Thank you, @dpo, this is tremendously helpful!
I installed the KNITRO demo version and performed some experiments following your examples (I kept the equation w_1+w_2=1 in the system and removed the equation for M[6] instead, so I was solving a system of 6 equations for 6 unknowns, where all unknowns had a positivity constraint).
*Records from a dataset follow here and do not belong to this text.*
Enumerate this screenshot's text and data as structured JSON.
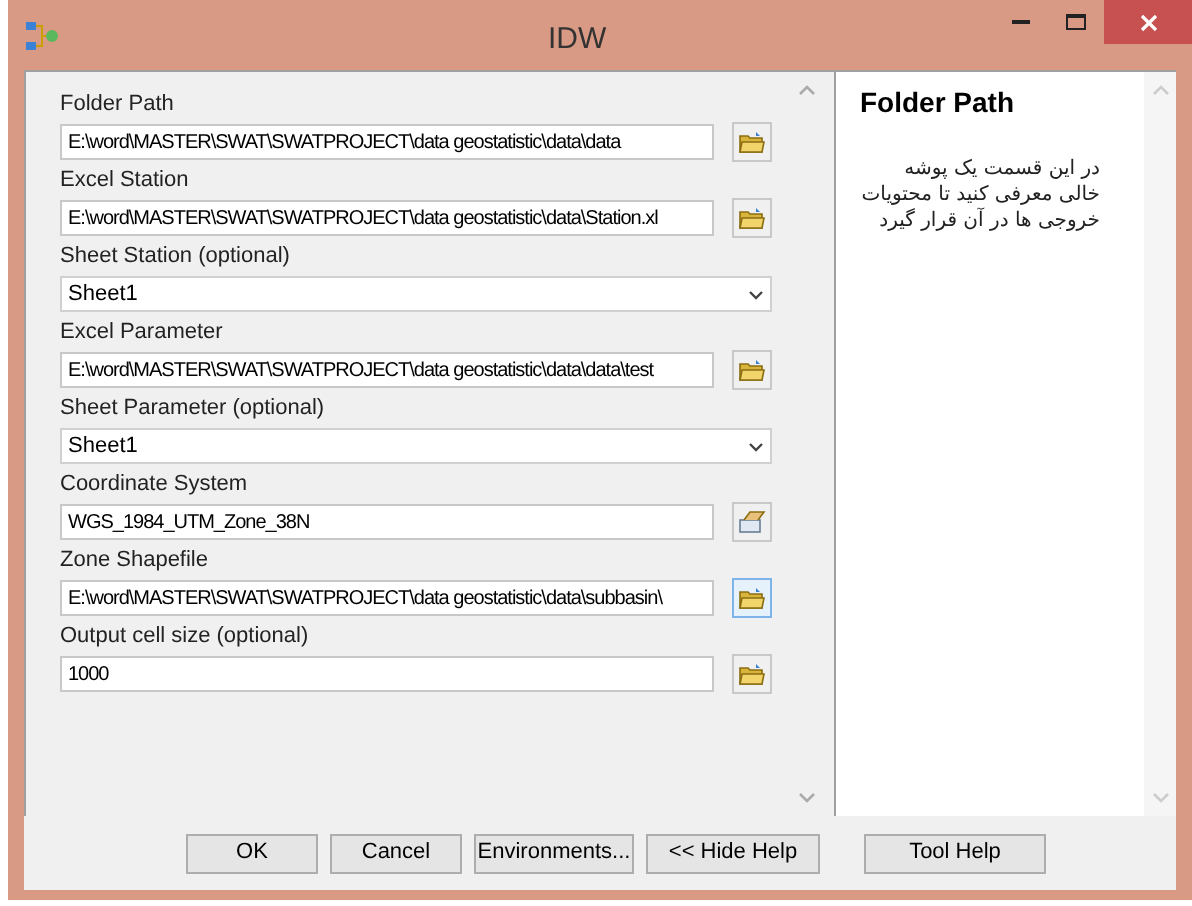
{
  "window": {
    "title": "IDW"
  },
  "fields": [
    {
      "kind": "file",
      "label": "Folder Path",
      "value": "E:\\word\\MASTER\\SWAT\\SWATPROJECT\\data geostatistic\\data\\data",
      "highlighted": false
    },
    {
      "kind": "file",
      "label": "Excel Station",
      "value": "E:\\word\\MASTER\\SWAT\\SWATPROJECT\\data geostatistic\\data\\Station.xl",
      "highlighted": false
    },
    {
      "kind": "dropdown",
      "label": "Sheet Station (optional)",
      "value": "Sheet1"
    },
    {
      "kind": "file",
      "label": "Excel Parameter",
      "value": "E:\\word\\MASTER\\SWAT\\SWATPROJECT\\data geostatistic\\data\\data\\test",
      "highlighted": false
    },
    {
      "kind": "dropdown",
      "label": "Sheet Parameter (optional)",
      "value": "Sheet1"
    },
    {
      "kind": "coordinate",
      "label": "Coordinate System",
      "value": "WGS_1984_UTM_Zone_38N",
      "highlighted": false
    },
    {
      "kind": "file",
      "label": "Zone Shapefile",
      "value": "E:\\word\\MASTER\\SWAT\\SWATPROJECT\\data geostatistic\\data\\subbasin\\",
      "highlighted": true
    },
    {
      "kind": "file",
      "label": "Output cell size (optional)",
      "value": "1000",
      "highlighted": false
    }
  ],
  "help": {
    "title": "Folder Path",
    "text": "در این قسمت یک پوشه خالی معرفی کنید تا محتویات خروجی ها در آن قرار گیرد"
  },
  "buttons": [
    "OK",
    "Cancel",
    "Environments...",
    "<< Hide Help",
    "Tool Help"
  ]
}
The table below summarizes the results:

Solver Model Time to solution (in s) Solution MSE
Ipopt ADNLP 11.77 [0.394, 2.045, 1.724, 1.494, 0.384, 0.651] 0.091
Ipopt ADNLS 5.30 [1.875, 1.875, 1.528, 1.528, 0.384, 0.384] 0.382
knitro ADNLP 5.45 [2.043, 0.393, 1.494, 1.704, 0.653, 0.383] 0.086
knitro ADNLS 1.74 [1.994, 0.504, 1.501, 0.962, 0.703, 0.297] 0.000
tron ADNLP 7.70 [0.500, 0.500, 0.500, 0.500, 0.500, 0.500] 0.597
tron ADNLS 4.65 [1.874, 1.874, 1.528, 1.528, 0.384, 0.384] 0.382

KNITRO is the winner, especially when applied to the formulation as a nonlinear least-squares problem. I will do some more experiments with KNITRO to get some data on how reliably it finds a close approximation to the correct solution, but so far I’m pretty impressed by it!
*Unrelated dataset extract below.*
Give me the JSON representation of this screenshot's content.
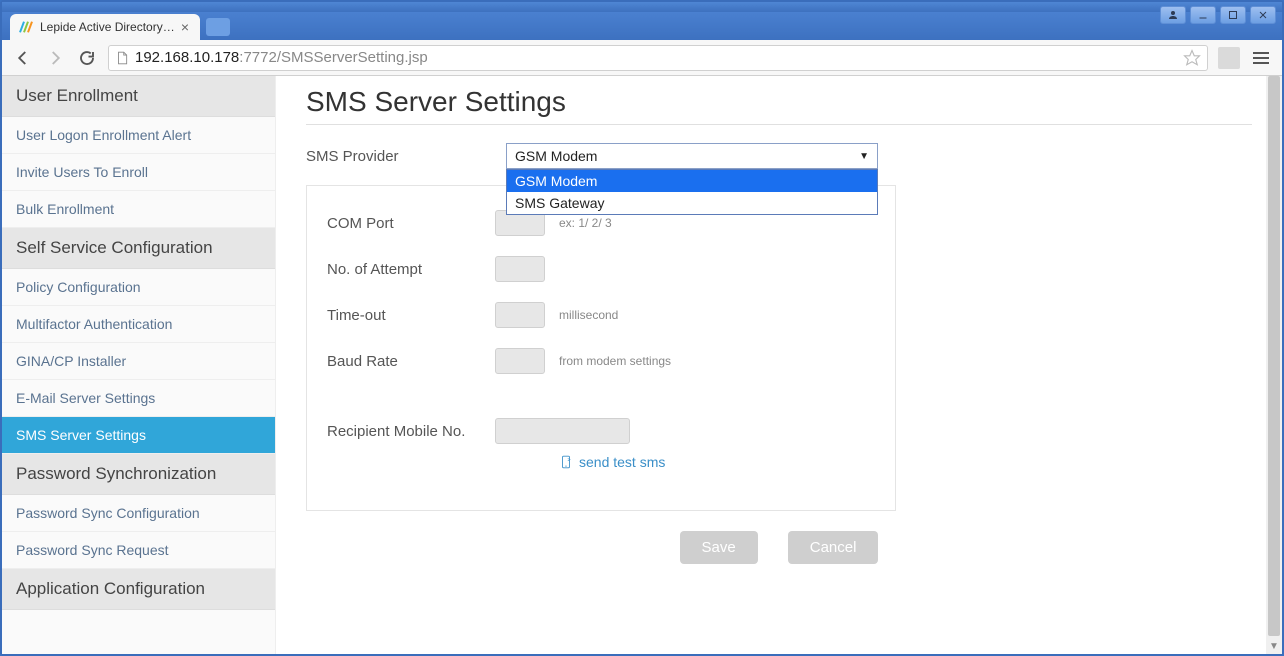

Given the large spread in the results, I was wondering if someone could share some insight as to what the main differences between the solvers are - do they use fundamentally different algorithms? Or is KNITRO just “smarter” in terms of choosing (maybe even on-the-fly changing) algorithms in the process of solving the problem?
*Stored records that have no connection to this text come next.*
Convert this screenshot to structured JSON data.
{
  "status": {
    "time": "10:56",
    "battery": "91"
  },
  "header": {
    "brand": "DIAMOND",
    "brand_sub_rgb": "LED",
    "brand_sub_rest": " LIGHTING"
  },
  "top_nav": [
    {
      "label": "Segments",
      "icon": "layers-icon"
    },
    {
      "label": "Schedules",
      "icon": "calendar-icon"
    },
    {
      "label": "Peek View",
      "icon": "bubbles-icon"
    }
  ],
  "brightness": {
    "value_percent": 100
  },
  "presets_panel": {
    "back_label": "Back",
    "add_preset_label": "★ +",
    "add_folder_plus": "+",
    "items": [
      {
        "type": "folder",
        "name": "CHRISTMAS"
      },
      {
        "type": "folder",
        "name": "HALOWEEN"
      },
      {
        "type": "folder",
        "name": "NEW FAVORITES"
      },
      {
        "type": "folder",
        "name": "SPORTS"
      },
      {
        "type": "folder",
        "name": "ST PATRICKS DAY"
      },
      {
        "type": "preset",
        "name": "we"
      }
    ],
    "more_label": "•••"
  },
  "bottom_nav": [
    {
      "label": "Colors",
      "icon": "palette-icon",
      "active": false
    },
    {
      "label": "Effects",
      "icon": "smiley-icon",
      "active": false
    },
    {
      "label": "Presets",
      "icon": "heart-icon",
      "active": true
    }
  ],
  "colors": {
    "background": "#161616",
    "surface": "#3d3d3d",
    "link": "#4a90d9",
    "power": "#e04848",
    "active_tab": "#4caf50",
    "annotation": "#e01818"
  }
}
When running KNITRO, I also saw the output “No start point provided – Knitro computing one”, even though I had provided a starting value. Does that mean that KNITRO is able to identify bad starting points and will proceed to find better ones if needed?

TLDR: KNITRO is the clear winner! Why is it better than the other solvers?